Why? Because it was boring and used a lot of jargon that didn’t really get to the heart of anything you actually care to read more about. It described the importance of using design automation to speed up ATO, CTO, and ETO orders, but after all of the standard descriptions and assurances that it would be good for you (like vegetables!), there wasn’t much there there.
As I re-read that previous draft of this posting, I realized the heart of what I was getting at was hidden in the word I kept using to describe an ideal design automation system. That word is flexible. So instead of me wasting your time preaching to you (the choir) about how it is better to design custom products more quickly, let me talk about what the word flexible truly means in this context.
A design automation system is flexible when it can handle the full range of orders from ones with only standard options, to highly complex, fully engineered custom products.
A design automation system is flexible when you can add it into your existing design process without changing other parts of that process that are working. Say you already get an XML output with all the options required for an order, or you use PTC’s options and variants technology, or maybe you already have a database or set of spreadsheets with the rules already in them. A flexible system can take (or make) outputs from any of those existing systems and then use those outputs to fully configure a Creo assembly, parts, drawings, and any other Creo or non-Creo deliverables you need.
A design automation system is flexible when it doesn’t require you to change any parts of your process or methods or tools that you don’t want to change, and integrates easily with the parts of your process you want to keep. A system is flexible when it can leverage automation you are already using in Creo (relations, family tables, parameters, etc.), when it doesn’t ask your designers to think differently about the steps required to configure a custom order, and when it doesn’t apply new limitations to your design process.

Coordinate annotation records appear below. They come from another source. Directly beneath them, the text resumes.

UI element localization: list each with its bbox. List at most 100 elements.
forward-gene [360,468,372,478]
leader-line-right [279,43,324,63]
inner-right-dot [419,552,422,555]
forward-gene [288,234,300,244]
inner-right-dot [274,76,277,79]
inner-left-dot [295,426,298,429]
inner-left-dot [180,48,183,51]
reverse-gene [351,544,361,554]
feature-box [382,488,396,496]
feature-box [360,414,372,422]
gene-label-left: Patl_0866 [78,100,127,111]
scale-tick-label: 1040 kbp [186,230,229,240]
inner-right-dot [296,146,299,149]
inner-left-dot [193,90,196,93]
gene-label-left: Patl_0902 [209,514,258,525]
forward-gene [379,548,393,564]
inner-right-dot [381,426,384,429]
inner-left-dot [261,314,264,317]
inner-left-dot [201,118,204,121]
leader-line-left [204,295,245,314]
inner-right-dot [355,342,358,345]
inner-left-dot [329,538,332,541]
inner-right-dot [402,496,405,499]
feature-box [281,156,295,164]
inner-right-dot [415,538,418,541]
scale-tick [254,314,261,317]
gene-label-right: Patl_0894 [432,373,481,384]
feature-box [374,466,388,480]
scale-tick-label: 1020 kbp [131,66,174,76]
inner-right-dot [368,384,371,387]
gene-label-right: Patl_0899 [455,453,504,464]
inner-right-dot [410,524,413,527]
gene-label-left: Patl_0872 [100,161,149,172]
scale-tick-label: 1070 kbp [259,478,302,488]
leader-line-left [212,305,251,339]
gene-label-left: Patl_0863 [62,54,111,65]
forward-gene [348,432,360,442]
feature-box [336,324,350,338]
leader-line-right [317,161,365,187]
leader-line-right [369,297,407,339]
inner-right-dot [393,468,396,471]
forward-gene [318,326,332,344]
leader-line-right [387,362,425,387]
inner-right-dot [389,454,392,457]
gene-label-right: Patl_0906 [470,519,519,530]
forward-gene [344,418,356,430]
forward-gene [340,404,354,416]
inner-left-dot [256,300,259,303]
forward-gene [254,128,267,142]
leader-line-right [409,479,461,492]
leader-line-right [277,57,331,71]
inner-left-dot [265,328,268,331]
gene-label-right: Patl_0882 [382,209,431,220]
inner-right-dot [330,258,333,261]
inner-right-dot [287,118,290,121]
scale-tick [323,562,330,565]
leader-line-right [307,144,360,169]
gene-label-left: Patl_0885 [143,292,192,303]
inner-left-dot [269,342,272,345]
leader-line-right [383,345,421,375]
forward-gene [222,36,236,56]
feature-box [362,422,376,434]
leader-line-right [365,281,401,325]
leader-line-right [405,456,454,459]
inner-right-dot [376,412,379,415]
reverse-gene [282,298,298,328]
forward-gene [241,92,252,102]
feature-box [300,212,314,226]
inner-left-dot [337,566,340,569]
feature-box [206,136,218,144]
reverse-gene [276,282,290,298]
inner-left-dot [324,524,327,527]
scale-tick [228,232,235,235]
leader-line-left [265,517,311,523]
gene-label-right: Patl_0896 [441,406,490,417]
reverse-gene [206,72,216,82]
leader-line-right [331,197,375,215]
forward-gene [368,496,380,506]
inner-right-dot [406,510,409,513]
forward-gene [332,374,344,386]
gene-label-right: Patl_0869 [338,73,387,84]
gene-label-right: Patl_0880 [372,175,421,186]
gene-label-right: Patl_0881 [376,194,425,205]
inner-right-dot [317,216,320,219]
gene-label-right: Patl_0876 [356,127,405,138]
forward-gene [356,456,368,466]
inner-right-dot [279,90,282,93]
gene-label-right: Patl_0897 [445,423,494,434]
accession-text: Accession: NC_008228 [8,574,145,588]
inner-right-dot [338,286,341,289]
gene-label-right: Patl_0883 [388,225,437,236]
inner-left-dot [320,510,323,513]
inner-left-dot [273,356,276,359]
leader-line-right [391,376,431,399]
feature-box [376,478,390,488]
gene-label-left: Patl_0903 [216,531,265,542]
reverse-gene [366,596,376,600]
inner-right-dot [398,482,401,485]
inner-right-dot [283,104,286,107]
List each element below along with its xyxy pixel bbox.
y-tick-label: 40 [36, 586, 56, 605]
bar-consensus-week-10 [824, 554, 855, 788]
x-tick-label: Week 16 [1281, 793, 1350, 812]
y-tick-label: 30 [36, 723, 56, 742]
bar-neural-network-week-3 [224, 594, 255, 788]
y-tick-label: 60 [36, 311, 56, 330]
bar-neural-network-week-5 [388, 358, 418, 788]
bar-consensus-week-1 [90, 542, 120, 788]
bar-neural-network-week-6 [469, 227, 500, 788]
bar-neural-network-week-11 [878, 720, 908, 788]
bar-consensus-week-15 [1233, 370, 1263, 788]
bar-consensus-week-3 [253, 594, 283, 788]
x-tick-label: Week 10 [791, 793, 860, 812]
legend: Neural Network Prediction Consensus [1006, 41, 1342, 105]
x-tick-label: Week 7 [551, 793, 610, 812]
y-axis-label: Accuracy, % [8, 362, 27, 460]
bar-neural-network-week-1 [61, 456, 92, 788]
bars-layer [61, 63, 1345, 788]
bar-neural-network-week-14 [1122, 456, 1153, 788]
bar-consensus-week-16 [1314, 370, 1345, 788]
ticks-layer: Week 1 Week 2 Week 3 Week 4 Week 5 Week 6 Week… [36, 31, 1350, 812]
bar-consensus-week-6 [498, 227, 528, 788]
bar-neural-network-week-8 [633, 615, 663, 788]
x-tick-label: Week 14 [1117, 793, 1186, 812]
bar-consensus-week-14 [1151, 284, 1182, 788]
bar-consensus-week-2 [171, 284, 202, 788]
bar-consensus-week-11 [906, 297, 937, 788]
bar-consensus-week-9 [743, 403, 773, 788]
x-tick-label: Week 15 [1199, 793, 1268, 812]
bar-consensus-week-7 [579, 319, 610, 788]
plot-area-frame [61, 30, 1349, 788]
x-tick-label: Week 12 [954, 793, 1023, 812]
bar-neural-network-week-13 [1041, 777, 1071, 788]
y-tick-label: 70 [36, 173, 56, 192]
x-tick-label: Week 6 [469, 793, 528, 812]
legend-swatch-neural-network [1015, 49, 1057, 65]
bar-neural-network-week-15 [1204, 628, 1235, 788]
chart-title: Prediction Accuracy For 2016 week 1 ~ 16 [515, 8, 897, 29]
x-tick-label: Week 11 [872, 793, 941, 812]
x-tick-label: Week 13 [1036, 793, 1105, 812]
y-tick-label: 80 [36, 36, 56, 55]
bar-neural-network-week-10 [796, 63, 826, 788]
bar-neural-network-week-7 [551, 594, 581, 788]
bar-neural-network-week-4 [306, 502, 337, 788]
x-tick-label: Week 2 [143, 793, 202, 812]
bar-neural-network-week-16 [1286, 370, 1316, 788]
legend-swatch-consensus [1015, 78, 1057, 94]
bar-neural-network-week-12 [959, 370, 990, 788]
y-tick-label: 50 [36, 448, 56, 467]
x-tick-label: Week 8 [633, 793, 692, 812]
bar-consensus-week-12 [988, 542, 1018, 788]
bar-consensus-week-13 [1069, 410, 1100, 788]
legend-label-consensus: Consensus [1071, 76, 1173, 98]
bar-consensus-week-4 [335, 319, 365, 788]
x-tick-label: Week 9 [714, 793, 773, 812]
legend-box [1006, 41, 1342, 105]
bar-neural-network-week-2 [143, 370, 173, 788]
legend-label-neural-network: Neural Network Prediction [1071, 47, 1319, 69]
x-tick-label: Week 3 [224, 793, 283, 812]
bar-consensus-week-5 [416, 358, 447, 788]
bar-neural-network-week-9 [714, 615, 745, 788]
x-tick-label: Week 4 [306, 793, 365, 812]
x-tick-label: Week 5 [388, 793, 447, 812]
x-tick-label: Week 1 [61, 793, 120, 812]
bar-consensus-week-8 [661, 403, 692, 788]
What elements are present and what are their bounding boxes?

A design automation system is flexible when it integrates with PDMlink, other PDM systems, network file systems, web API’s, ERP systems, text files, etc. etc. etc.
A design automation system is flexible when it can be implemented in a narrow use case, then can be expanded as needed.

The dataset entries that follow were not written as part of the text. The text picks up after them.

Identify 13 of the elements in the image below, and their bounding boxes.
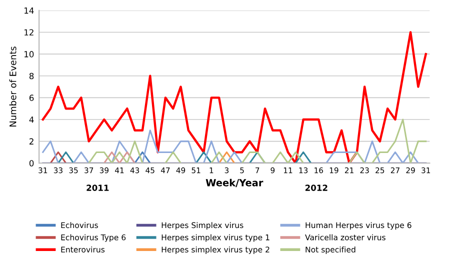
y-tick-label: 14: [24, 8, 34, 14]
y-tick-label: 10: [24, 51, 34, 58]
y-tick-label: 12: [24, 29, 34, 36]
line-series: [42, 31, 427, 164]
x-axis-title: Week/Year: [206, 178, 264, 188]
y-tick-label: 4: [29, 116, 34, 123]
y-axis-title: Number of Events: [9, 46, 16, 127]
y-tick-label: 6: [29, 94, 34, 101]
text: 2012: [305, 184, 328, 191]
text: 2011: [86, 184, 109, 191]
y-tick-label: 0: [29, 160, 34, 166]
y-tick-label: 2: [30, 138, 34, 144]
y-tick-label: 8: [29, 72, 34, 80]
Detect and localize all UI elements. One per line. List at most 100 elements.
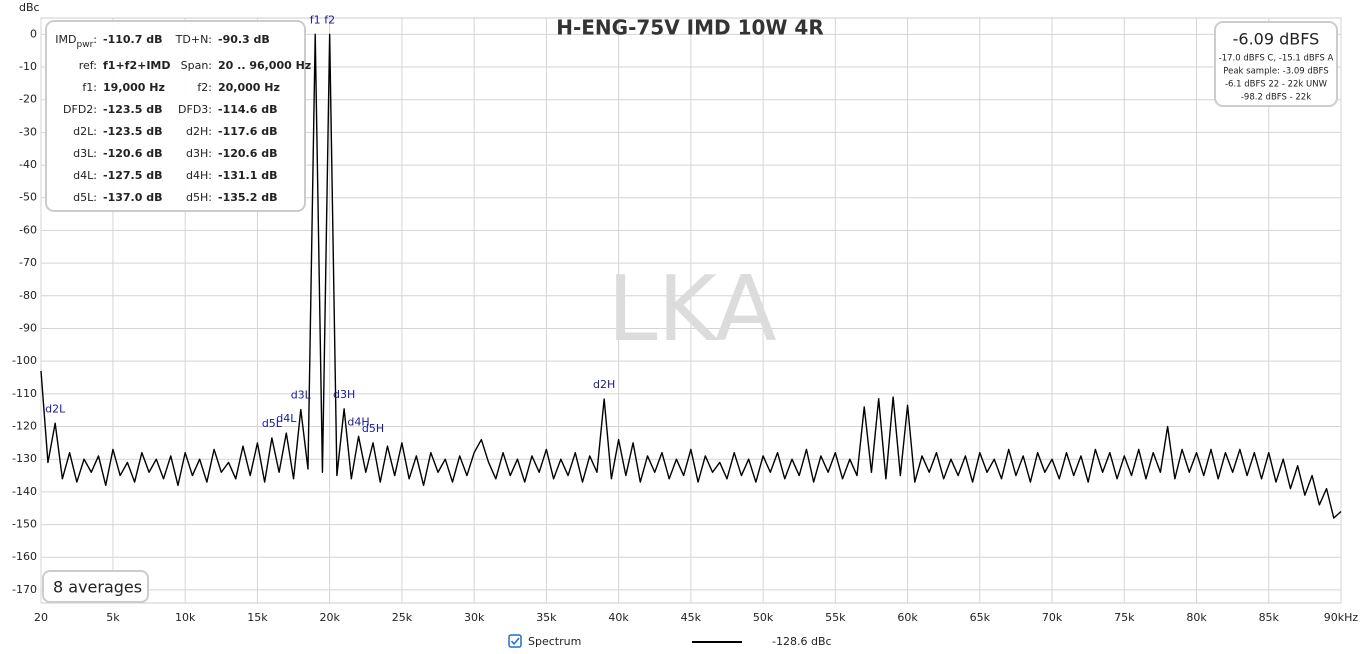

A design automation system is flexible when it allows your internal resources to learn how to develop automation applications, and does not place an additional maintenance burden on your company and support staff.
In my many years working in product development, and extensively in design automation, I have seen so much carnage of so many failed automation attempts, and every time the failure was due to the inflexibility of the automation tools used. To speed up your product development process and incorporate design automation effectively, the flexibility of the tools you choose is the key to success. The great news is that those kinds of design automation tools exist, and are as flexible as you need them to be. Don’t settle for anything less.